Summary -

In this topic, we described about the below sections -

The HCatInputFormat is used to read the data from HDFS. The HCatOutputFormat interfaces is used write the resultant data into HDFS after processing using MapReduce job.

Let us discuss about the Input and Output format interfaces in detail.

HCatInputFormat -

The HCatInputFormat is used to read data from HCatalog-managed tables with MapReduce jobs. HCatInputFormat exposes a Hadoop 0.20 MapReduce API for reading data.

The HCatInputFormat API includes the below methods -

  • setInput
  • setOutputSchema
  • getTableSchema

To use HCatInputFormat to read data, first instantiate an InputJobInfo with the necessary information from the table being read and then call setInput with the InputJobInfo.

User can use the setOutputSchema method to include a projection schema, to specify the output fields. If a schema is not specified, all the columns in the table will be returned. User can use the getTableSchema method to determine the table schema for a specified input table.

HCatOutputFormat -

HCatOutputFormat is used to write data to HCatalog-managed tables with MapReduce jobs. HCatOutputFormat disclosures a Hadoop 0.20 MapReduce API for writing data to a table. MapReduce job uses HCatOutputFormat to write output. The default OutputFormat configured for the table will be used. The new partition is published to the table after the job completes.

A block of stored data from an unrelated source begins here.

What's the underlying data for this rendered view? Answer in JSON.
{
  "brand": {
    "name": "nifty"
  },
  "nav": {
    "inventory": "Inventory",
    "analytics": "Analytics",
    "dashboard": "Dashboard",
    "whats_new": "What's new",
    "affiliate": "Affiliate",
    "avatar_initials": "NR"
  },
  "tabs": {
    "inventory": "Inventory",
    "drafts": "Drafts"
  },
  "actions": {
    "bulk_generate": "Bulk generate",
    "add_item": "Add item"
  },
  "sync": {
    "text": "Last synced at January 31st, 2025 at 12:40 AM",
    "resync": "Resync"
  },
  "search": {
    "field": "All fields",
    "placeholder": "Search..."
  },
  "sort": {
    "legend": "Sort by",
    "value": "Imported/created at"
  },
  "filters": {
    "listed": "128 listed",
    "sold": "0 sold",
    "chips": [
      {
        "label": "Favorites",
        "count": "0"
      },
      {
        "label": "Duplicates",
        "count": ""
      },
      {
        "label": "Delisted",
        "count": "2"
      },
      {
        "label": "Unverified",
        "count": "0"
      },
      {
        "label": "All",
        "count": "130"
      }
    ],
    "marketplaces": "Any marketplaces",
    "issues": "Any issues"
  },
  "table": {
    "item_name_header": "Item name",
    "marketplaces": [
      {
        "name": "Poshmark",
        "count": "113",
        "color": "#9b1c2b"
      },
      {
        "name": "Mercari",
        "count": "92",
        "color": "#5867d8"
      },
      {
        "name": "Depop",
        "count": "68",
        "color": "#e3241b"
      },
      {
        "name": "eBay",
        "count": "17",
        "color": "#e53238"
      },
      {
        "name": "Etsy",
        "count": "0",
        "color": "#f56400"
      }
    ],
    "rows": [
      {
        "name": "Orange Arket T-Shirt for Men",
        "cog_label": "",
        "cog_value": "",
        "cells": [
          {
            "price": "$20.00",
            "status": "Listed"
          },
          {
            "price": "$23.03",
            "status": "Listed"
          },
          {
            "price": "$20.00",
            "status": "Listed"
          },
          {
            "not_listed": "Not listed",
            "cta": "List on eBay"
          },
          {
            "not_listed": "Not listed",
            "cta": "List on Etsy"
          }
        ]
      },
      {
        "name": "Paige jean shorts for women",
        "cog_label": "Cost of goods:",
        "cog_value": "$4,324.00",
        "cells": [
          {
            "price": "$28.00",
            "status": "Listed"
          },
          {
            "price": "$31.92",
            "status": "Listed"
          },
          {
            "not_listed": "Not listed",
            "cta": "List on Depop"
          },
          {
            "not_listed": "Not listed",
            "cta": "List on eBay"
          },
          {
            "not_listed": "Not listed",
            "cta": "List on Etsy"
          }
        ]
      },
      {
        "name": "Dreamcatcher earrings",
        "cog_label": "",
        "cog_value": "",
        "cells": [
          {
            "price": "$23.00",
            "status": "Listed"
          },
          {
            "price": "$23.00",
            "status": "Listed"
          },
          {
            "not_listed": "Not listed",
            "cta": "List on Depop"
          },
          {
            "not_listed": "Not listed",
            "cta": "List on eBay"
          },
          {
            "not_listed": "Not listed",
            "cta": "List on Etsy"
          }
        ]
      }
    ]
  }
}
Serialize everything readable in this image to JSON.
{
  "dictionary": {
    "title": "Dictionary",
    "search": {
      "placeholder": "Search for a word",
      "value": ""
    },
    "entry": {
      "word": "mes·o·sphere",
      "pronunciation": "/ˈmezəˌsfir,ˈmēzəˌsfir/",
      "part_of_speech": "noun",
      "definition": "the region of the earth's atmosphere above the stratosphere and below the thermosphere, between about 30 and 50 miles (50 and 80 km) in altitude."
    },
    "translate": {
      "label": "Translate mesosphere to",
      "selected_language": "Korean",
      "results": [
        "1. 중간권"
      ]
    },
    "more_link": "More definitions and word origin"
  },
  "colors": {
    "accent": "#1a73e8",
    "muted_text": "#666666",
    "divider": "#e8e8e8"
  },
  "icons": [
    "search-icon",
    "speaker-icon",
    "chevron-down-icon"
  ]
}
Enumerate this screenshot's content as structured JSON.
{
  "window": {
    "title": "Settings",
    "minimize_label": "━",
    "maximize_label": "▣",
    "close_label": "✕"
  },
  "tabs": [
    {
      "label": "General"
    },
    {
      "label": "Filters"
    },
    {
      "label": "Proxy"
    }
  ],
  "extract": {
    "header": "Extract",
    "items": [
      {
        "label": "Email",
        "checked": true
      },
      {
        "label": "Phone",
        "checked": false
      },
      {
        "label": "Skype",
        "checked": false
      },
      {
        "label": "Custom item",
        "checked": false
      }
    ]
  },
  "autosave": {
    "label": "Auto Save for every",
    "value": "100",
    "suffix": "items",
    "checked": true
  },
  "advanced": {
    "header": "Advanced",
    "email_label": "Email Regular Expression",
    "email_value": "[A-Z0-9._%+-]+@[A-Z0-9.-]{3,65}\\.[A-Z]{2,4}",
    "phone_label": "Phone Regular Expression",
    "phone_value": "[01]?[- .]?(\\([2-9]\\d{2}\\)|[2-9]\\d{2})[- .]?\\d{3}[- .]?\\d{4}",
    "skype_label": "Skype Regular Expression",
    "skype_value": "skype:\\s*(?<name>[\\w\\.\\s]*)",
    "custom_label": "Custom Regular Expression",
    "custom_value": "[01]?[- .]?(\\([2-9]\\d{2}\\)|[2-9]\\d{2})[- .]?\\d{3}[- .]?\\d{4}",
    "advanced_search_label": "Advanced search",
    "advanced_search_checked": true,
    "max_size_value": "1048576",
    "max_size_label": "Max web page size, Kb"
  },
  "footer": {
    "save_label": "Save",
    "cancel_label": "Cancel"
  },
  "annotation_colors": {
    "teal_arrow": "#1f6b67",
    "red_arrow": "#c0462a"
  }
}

The HCatOutputFormat API includes the below methods -

  • setOutput
  • setSchema
  • getTableSchema

The first call on the HCatOutputFormat must be setOutput.

If any other call except HCatOutputFormat as a first call will throw an exception saying the output format is not initialized. The schema for the data being written out is specified by the setSchema method. User must call this method, providing the schema of data you are writing.